Christian Bless« S’il y a une seule chose sur la terre qui, par sa nature même, doit manifester la centralité de Dieu, c’est bien la sainte messe. » C’est ainsi que Mgr. Athanasius Schneider, évêque auxiliaire de l’archidiocèse d’Astana au Kazakhstan, conclut et résume l’important ouvrage qu’il consacre à La messe catholique (Éditions Contretemps, Paris). Ce n’est pas là une affirmation faite comme en passant mais bien le cœur de son ouvrage. Il appuie son propos d’une citation du pape Benoît XVI qui, contre les relativismes et les subjectivismes qui minent toute réflexion moderne, nous enseigne dans la préface de l’ouvrage de dom Alcuin Reid intitulé Le développement organique de la liturgie (The organic Develoment of the Liturgy, Ignatius Press) : « Si la liturgie apparaît d’emblée comme un atelier où se déploie notre activité, cela veut dire qu’on oublie l’essentiel : Dieu. Car dans la liturgie, il ne s’agit pas de nous mais de Dieu. »

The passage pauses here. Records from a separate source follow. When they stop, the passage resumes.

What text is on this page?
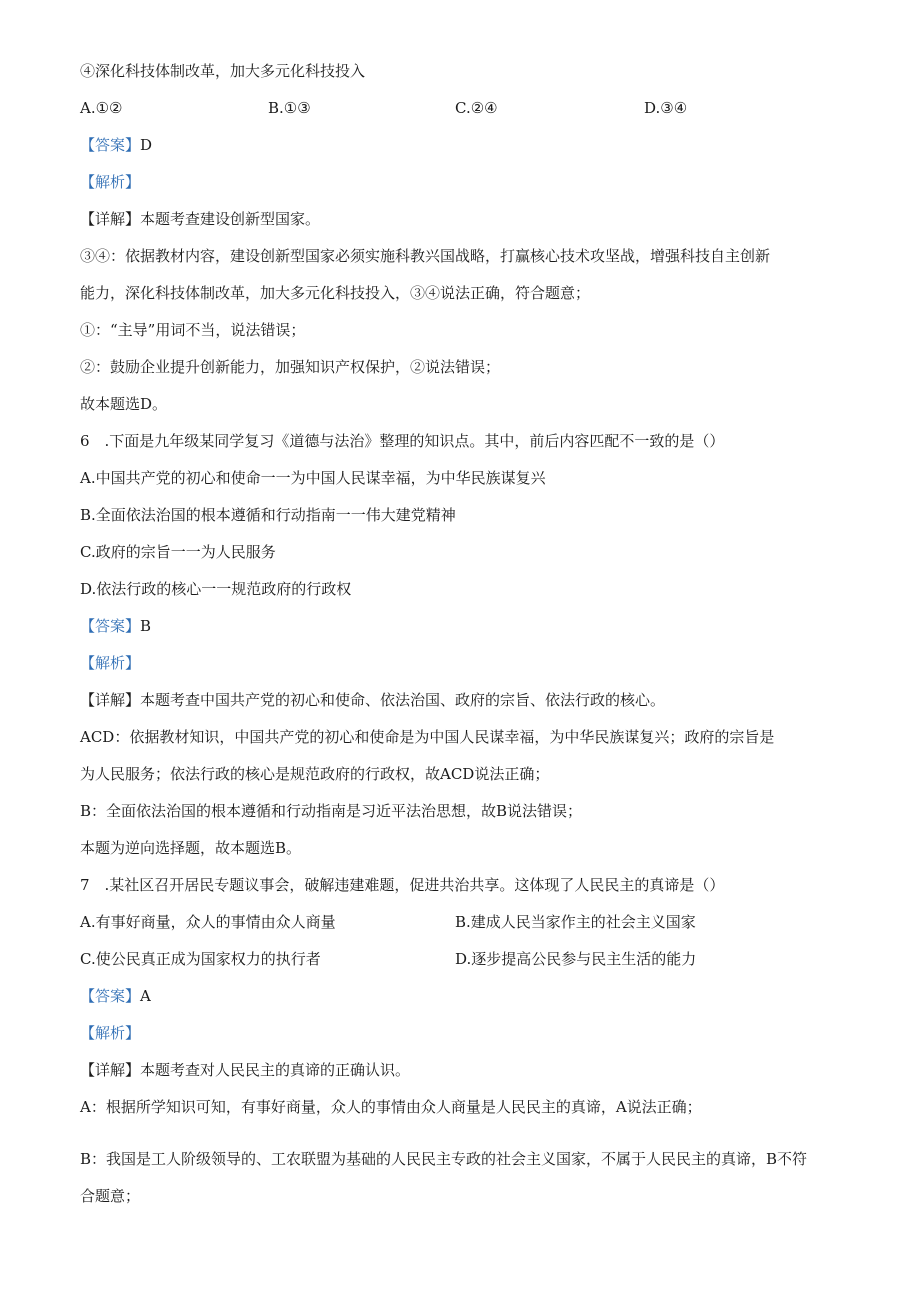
④深化科技体制改革，加大多元化科技投入
A.①②	B.①③	C.②④	D.③④
【答案】D
【解析】
【详解】本题考查建设创新型国家。
③④：依据教材内容，建设创新型国家必须实施科教兴国战略，打赢核心技术攻坚战，增强科技自主创新
能力，深化科技体制改革，加大多元化科技投入，③④说法正确，符合题意；
①：“主导”用词不当，说法错误；
②：鼓励企业提升创新能力，加强知识产权保护，②说法错误；
故本题选D。
6　.下面是九年级某同学复习《道德与法治》整理的知识点。其中，前后内容匹配不一致的是（）
A.中国共产党的初心和使命一一为中国人民谋幸福，为中华民族谋复兴
B.全面依法治国的根本遵循和行动指南一一伟大建党精神
C.政府的宗旨一一为人民服务
D.依法行政的核心一一规范政府的行政权
【答案】B
【解析】
【详解】本题考查中国共产党的初心和使命、依法治国、政府的宗旨、依法行政的核心。
ACD：依据教材知识，中国共产党的初心和使命是为中国人民谋幸福，为中华民族谋复兴；政府的宗旨是
为人民服务；依法行政的核心是规范政府的行政权，故ACD说法正确；
B：全面依法治国的根本遵循和行动指南是习近平法治思想，故B说法错误；
本题为逆向选择题，故本题选B。
7　.某社区召开居民专题议事会，破解违建难题，促进共治共享。这体现了人民民主的真谛是（）
A.有事好商量，众人的事情由众人商量	B.建成人民当家作主的社会主义国家
C.使公民真正成为国家权力的执行者	D.逐步提高公民参与民主生活的能力
【答案】A
【解析】
【详解】本题考查对人民民主的真谛的正确认识。
A：根据所学知识可知，有事好商量，众人的事情由众人商量是人民民主的真谛，A说法正确；
B：我国是工人阶级领导的、工农联盟为基础的人民民主专政的社会主义国家，不属于人民民主的真谛，B不符
合题意；
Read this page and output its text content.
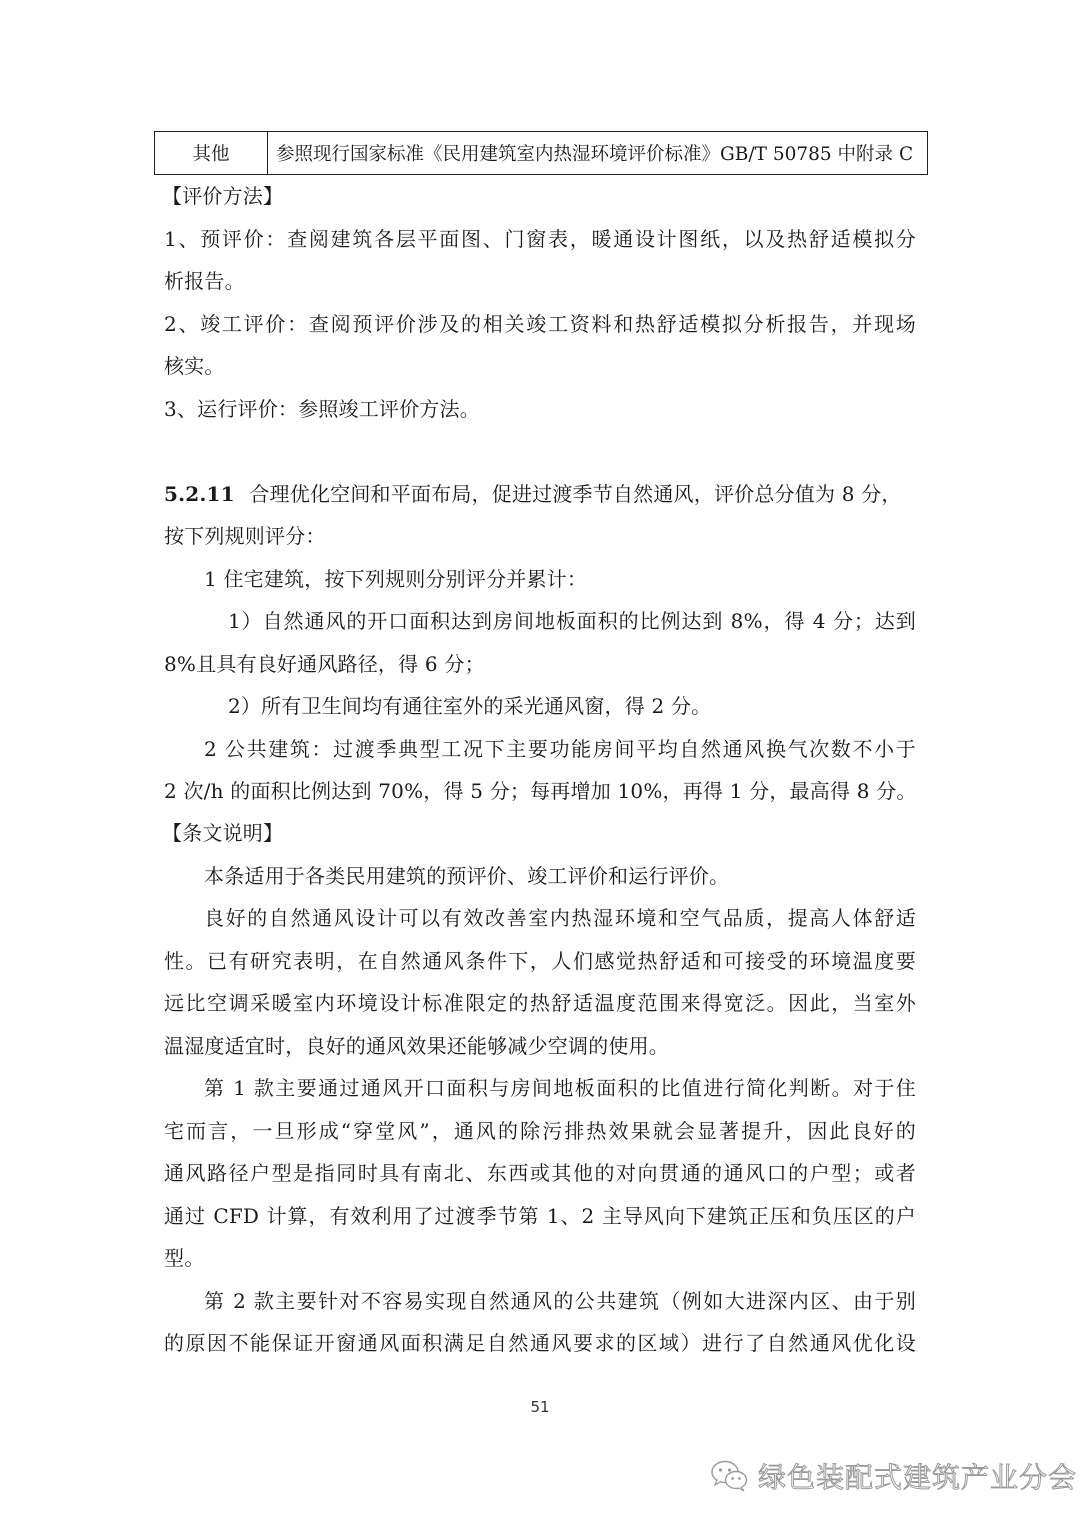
其他	参照现行国家标准《民用建筑室内热湿环境评价标准》GB/T 50785 中附录 C
【评价方法】
1、预评价：查阅建筑各层平面图、门窗表，暖通设计图纸，以及热舒适模拟分
析报告。
2、竣工评价：查阅预评价涉及的相关竣工资料和热舒适模拟分析报告，并现场
核实。
3、运行评价：参照竣工评价方法。
5.2.11 合理优化空间和平面布局，促进过渡季节自然通风，评价总分值为 8 分，
按下列规则评分：
1 住宅建筑，按下列规则分别评分并累计：
1）自然通风的开口面积达到房间地板面积的比例达到 8%，得 4 分；达到
8%且具有良好通风路径，得 6 分；
2）所有卫生间均有通往室外的采光通风窗，得 2 分。
2 公共建筑：过渡季典型工况下主要功能房间平均自然通风换气次数不小于
2 次/h 的面积比例达到 70%，得 5 分；每再增加 10%，再得 1 分，最高得 8 分。
【条文说明】
本条适用于各类民用建筑的预评价、竣工评价和运行评价。
良好的自然通风设计可以有效改善室内热湿环境和空气品质，提高人体舒适
性。已有研究表明，在自然通风条件下，人们感觉热舒适和可接受的环境温度要
远比空调采暖室内环境设计标准限定的热舒适温度范围来得宽泛。因此，当室外
温湿度适宜时，良好的通风效果还能够减少空调的使用。
第 1 款主要通过通风开口面积与房间地板面积的比值进行简化判断。对于住
宅而言，一旦形成“穿堂风”，通风的除污排热效果就会显著提升，因此良好的
通风路径户型是指同时具有南北、东西或其他的对向贯通的通风口的户型；或者
通过 CFD 计算，有效利用了过渡季节第 1、2 主导风向下建筑正压和负压区的户
型。
第 2 款主要针对不容易实现自然通风的公共建筑（例如大进深内区、由于别
的原因不能保证开窗通风面积满足自然通风要求的区域）进行了自然通风优化设
51
绿色装配式建筑产业分会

La messe n’est pas une réunion humaine où s’expriment les sentiments et la débilitante convivialité très en vogue dans le désert intellectuel et spirituel contemporain, elle est le lieu du renouvellement non sanglant du Sacrifice de la Croix sur l’autel consacré. Le prêtre spécialement et irrévocablement ordonné à cette action sacrée, y réalise pleinement, in persona Christi, le renouvellement du Sacrifice du Christ au Golgotha voici quelque 2000 années. Cet acte central de l’histoire, source unique du salut éternel de l’homme, n’appartient à personne, le prêtre consécrateur et le fidèle n’y apportent rien. Il se poursuit à travers les siècles sans changement. C’est le Fils de Dieu qui accomplit cette action. Le fidèle prosterné est façonné par cette action divine. « Bonorum meorum non indiges», nous fait chanter le Psaume, « Seigneur, vous n’avez pas besoin de mes biens. » Parce que, révèle-t-il à Moïse : «  Je suis Celui qui suis. » A sainte Catherine de Sienne, Il enseignera : « Je suis Celui qui suis, tu es celle qui n’est pas. » Le fidèle est invité à franchir une porte sacrée et à prendre pied dans l’Éternité. La célébration de la messe n’a pas plus de valeur si y assiste une foule nombreuse ou si elle est renouvelée par un prêtre seul à l’autel. Elle est un acte éternel qui nous dépasse infiniment.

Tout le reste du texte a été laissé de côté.